Wednesday, July 24, 2019

How much is Arizona spending to bail out private schools?

Posted By on Wed, Jul 24, 2019 at 9:07 AM


Tucson's Green Fields private school is closing. According to an article in the Star, the school's enrollment has fallen from 246 students in 2001 to as few as 105 in 2015. Green Fields is a K-12 school, so the 2015 enrollment numbers work out to an average of eight students per grade. No school can remain financially viable with so few students.

Understandably, students who were planning to attend this coming school year and their families are mourning the school's closing. Actually, though, closures like Green Fields' would be a far more regular occurrence in Arizona, except for one thing. You and I and all the state's taxpayers are helping the schools stay afloat by chipping in to pay students' tuition. Not all students, of course, but a substantial number. I'm not just talking about students from low income homes whose parents couldn't otherwise send their children to private school. High income families are using our money to help pay tuition costs as well.

How much are we chipping in? Last year, nearly $200 million which otherwise would have been in the state's coffers, money which could have been used to boost our shamefully low education budget, is paying for children to go to private schools.

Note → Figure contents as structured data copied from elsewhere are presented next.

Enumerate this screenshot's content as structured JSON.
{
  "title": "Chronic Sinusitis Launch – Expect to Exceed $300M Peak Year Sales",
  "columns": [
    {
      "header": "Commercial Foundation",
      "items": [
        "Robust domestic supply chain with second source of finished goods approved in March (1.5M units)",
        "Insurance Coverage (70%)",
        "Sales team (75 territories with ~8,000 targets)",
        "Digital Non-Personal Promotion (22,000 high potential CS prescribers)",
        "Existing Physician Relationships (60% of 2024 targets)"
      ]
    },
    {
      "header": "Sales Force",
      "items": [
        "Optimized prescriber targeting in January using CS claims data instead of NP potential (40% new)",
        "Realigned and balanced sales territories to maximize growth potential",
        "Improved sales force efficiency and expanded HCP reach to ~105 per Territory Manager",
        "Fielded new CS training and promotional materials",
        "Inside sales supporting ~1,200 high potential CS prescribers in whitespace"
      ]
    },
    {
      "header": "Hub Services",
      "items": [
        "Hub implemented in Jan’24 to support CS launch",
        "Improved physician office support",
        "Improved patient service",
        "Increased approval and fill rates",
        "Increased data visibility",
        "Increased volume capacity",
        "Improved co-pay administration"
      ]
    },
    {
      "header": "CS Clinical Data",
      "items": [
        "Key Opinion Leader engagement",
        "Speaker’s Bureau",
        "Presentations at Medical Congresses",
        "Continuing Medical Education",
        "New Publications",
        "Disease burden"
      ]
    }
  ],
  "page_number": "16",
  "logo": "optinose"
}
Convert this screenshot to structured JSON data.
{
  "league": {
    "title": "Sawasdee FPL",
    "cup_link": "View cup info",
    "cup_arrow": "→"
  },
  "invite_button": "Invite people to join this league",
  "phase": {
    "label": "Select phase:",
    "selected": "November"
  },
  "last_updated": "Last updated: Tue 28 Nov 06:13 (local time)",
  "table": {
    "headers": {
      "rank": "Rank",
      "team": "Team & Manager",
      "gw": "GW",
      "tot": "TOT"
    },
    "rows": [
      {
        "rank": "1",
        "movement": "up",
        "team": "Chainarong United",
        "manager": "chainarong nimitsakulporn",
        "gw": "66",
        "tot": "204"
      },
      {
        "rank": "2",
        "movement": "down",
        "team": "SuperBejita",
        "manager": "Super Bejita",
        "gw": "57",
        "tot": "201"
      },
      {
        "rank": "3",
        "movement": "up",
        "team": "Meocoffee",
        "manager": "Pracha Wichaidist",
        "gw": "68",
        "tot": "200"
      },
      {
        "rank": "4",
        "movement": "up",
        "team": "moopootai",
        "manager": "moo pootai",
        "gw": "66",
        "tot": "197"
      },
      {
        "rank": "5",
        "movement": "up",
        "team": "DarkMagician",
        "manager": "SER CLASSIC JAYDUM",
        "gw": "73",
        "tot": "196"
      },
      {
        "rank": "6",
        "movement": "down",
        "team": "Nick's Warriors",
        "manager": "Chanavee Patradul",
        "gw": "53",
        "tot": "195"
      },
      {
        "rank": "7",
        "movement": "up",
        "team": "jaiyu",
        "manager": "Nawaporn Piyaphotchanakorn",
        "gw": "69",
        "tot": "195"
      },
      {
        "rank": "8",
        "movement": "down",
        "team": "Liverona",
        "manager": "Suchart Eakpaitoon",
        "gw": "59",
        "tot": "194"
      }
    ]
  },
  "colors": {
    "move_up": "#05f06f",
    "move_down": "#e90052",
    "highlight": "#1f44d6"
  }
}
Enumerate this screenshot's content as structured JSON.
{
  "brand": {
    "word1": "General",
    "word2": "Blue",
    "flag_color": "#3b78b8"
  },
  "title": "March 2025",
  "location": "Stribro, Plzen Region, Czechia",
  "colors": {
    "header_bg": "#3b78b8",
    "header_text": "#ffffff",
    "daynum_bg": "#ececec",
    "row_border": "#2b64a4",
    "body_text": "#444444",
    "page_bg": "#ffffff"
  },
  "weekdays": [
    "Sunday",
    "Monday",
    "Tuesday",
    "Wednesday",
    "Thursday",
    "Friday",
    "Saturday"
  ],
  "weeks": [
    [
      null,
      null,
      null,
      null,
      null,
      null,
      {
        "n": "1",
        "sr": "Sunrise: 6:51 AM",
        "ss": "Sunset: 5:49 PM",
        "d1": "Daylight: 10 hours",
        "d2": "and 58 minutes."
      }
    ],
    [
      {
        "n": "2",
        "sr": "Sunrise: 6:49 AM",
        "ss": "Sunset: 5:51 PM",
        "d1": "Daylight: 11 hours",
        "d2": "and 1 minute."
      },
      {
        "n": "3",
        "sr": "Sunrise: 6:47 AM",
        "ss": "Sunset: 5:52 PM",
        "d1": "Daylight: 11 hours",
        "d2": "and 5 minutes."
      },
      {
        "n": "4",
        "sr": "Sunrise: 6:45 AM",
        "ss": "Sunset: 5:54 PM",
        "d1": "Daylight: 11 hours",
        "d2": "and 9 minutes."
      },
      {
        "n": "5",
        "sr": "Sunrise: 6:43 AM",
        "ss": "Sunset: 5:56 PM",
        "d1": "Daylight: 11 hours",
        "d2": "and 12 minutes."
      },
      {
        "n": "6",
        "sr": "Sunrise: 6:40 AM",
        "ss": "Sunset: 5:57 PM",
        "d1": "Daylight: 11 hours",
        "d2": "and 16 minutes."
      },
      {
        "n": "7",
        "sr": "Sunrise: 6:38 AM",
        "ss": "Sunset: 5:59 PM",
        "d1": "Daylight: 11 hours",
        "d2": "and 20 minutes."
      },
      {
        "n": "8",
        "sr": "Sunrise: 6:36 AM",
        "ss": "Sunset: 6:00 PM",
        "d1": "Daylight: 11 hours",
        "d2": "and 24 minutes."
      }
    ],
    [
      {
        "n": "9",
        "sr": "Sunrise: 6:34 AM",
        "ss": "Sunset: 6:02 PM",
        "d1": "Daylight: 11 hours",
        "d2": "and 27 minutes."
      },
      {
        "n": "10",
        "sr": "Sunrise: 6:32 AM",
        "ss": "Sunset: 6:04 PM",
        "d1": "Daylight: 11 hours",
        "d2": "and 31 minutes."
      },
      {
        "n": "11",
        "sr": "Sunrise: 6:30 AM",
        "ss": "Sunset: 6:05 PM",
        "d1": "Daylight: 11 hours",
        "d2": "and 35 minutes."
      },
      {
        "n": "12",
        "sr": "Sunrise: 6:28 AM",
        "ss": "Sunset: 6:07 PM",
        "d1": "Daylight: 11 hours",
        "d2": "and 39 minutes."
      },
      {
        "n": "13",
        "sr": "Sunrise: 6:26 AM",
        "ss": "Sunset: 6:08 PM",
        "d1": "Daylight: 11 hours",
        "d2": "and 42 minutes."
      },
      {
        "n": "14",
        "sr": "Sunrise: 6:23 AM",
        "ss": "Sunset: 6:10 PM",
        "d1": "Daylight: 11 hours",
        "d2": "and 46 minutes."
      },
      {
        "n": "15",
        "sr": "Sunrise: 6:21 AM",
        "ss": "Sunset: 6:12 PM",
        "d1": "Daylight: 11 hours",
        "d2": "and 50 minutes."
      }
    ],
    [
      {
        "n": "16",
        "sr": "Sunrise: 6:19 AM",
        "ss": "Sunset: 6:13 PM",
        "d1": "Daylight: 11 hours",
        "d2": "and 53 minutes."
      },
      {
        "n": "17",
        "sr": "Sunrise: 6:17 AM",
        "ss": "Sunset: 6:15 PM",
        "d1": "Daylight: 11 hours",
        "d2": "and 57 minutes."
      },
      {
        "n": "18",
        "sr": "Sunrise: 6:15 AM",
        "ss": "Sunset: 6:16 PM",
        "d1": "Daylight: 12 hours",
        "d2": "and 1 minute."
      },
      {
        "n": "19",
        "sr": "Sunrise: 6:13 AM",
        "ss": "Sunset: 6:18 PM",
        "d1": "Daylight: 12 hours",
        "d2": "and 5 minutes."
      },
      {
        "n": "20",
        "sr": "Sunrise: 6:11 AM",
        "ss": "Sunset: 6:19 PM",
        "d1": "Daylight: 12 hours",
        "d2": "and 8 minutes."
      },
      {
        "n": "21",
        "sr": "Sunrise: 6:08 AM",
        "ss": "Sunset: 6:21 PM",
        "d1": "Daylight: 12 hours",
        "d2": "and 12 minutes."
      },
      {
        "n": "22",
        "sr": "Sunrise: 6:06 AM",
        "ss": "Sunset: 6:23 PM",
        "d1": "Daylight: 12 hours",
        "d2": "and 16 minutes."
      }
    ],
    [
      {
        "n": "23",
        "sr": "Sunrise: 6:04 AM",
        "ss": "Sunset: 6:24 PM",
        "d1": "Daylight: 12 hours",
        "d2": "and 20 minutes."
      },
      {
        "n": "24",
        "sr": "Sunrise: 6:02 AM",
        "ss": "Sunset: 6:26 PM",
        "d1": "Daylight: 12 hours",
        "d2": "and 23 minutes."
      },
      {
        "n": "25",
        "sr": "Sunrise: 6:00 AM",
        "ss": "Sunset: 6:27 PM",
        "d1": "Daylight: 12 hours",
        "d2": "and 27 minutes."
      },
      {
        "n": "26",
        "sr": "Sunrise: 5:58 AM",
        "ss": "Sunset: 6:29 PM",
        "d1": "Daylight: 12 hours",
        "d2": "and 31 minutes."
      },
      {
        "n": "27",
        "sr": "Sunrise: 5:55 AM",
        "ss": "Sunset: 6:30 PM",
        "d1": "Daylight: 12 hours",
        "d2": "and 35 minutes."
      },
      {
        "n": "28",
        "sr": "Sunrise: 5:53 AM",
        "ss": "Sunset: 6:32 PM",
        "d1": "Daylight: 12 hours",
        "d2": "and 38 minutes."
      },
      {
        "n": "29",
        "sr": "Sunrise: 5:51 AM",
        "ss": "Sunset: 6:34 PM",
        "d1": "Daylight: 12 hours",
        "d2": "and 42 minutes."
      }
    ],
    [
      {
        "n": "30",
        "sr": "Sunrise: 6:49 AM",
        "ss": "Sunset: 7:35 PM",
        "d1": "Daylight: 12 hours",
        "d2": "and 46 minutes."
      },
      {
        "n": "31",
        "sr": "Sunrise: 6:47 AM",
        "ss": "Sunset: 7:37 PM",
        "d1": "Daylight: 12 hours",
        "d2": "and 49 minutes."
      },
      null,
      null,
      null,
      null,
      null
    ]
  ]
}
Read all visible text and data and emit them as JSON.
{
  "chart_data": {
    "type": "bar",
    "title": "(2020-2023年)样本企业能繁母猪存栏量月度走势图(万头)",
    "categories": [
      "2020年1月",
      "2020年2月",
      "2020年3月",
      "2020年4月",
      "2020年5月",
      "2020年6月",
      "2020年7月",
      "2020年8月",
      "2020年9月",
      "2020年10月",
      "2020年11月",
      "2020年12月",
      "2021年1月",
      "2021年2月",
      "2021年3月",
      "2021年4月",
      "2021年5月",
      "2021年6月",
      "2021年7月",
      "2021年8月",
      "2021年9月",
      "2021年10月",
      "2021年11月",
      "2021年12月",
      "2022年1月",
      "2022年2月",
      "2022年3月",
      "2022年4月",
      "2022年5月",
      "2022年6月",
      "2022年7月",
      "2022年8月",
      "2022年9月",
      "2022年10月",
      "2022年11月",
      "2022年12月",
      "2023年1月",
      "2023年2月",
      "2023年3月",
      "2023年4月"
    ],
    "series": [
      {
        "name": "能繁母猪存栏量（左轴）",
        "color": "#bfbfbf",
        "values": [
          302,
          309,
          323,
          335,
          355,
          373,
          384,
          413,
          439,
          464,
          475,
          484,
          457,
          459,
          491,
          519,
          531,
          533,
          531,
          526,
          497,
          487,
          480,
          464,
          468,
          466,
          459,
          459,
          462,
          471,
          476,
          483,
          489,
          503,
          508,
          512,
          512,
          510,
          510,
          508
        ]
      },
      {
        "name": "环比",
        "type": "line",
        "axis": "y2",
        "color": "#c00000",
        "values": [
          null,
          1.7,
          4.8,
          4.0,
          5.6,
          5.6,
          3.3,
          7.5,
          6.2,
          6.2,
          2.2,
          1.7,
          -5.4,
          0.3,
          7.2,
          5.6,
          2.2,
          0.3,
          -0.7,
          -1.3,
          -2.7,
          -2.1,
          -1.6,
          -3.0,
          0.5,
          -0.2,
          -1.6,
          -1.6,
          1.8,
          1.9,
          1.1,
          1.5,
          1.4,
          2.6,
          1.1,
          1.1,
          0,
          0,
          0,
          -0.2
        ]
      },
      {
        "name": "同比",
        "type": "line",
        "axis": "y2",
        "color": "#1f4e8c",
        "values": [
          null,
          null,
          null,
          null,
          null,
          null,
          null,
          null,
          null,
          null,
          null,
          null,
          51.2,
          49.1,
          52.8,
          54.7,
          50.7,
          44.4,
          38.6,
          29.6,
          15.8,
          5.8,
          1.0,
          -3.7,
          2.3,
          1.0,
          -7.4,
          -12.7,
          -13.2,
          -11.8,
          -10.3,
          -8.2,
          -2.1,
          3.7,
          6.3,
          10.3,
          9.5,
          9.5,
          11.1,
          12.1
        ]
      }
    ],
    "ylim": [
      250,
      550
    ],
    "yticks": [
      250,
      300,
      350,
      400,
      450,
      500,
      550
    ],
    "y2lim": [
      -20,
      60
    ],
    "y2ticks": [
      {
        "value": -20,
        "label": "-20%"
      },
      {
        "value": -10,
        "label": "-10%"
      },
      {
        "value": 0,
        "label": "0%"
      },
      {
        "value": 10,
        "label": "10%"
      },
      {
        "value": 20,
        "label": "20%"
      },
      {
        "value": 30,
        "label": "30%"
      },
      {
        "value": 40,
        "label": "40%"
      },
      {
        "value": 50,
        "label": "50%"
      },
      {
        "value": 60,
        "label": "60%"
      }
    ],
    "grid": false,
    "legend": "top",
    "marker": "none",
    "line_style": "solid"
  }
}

$200 million a year is a whole lot of money. Far too much for my taste. I don't like the idea of using taxpayer money to prop up privately funded schools which can't cut it in the private sector. People on the right like to say, governments shouldn't be picking winners and losers in the marketplace by giving some of them subsidies, but somehow they're fine with using $200 million to help private schools survive.

OK, I'll admit, I don't like private school vouchers, period, and I especially don't like them when they run into hundreds of millions of dollars a year. But I want to try and be fair. If that $200 million means a lot more students are attending private schools, that might not be such a bad deal for taxpayers. After all, if those kids weren't in private schools, we would have to pay for their public educations.

So let's take a look at the kind of bang we're getting for our voucher bucks.

Private school tuition tax credits, the state's first voucher program, began in 1999. Back then, before vouchers, 44,050 students attended Arizona's private schools, about 5 percent of the student population.

How did private school enrollment look in 2015, the most recent year I can find data for? In 2015, the number had risen to 46,250, which is an addition of 2,200 students over 17 years of taxpayer-funded vouchers — about 130 new students a year. That doesn't sound like the kind growth you should expect given the investment we're making.

That 2,200 student growth looks even worse when you realize the state population was increasing rapidly over those years, along with the number of students. During those 17 years, Arizona added 260,000 K-12 students. As a result, private schools slipped as a proportion of the entire student population, from 5 percent in 1999 to 4 percent in 2015.

With all that taxpayer-funded voucher money pouring in, private schools still lost ground.

Here's a math problem for you. If Arizona had 2,200 more private school students in 2015 than in 1999, and in 2015, we spent $150 million on vouchers. How much were taxpayers pitching in for each new student? You'll probably need to grab a calculator to figure it out, so let me give you the answer. It comes to $68,200 per new student.

Once again, I'll try to be fair here. Private schools have been losing ground around the country, more so in states which don't prop the schools up with taxpayer-funded vouchers, so maybe the vouchers actually added more than 2,200 to the private school student population. Maybe they stopped private school enrollment from sliding into negative numbers. Maybe more schools would have gone the way of Green Fields and shut down.

A Grand Canyon Institute study estimates that in 2016, our voucher programs added about 13,200 students to private schools. Another way of putting that is, without the help of vouchers private schools would have lost 13,200 students. I think the CGI number is too large, but never mind. The institute has some good number crunchers working for it.

If CGI is right, think of what that number means. Without vouchers the schools would have lost 11,000 students instead of gaining 2,200. This gives an indication of how weak the private school sector is and how much it needed its taxpayer-funded lifeline.

Using the GCI numbers, taxpayers were spending $10,700 per added private school student in 2016. That's far lower than the $68,200 I came up with but that year, the per-student cost at district and charter schools was closer to $7,500. Even using the institute's generous estimate, it cost taxpayers $3,200 more to send a student to private school than to a public school.

Private schools are in trouble across the country. The advent of charter schools certainly has drawn away potential students. So, possibly, has the general trend toward people being less involved with religion, since at least 70 percent of private school students attend religious-affiliated schools.

The privatization/"education reform" crowd that spends hundreds of millions a year to demonize and dismantle "government schools" are unhappy with private schools' downward trend, so they're doing what they can to keep tuition-based schools alive. That's why Republican-majority legislatures like ours have been pushing vouchers so hard for years, and why Trump's education secretary Betsy DeVos spends more time promoting vouchers than supporting school districts and their students. As a result, we taxpayers are footing the bill for the conservatives' education agenda.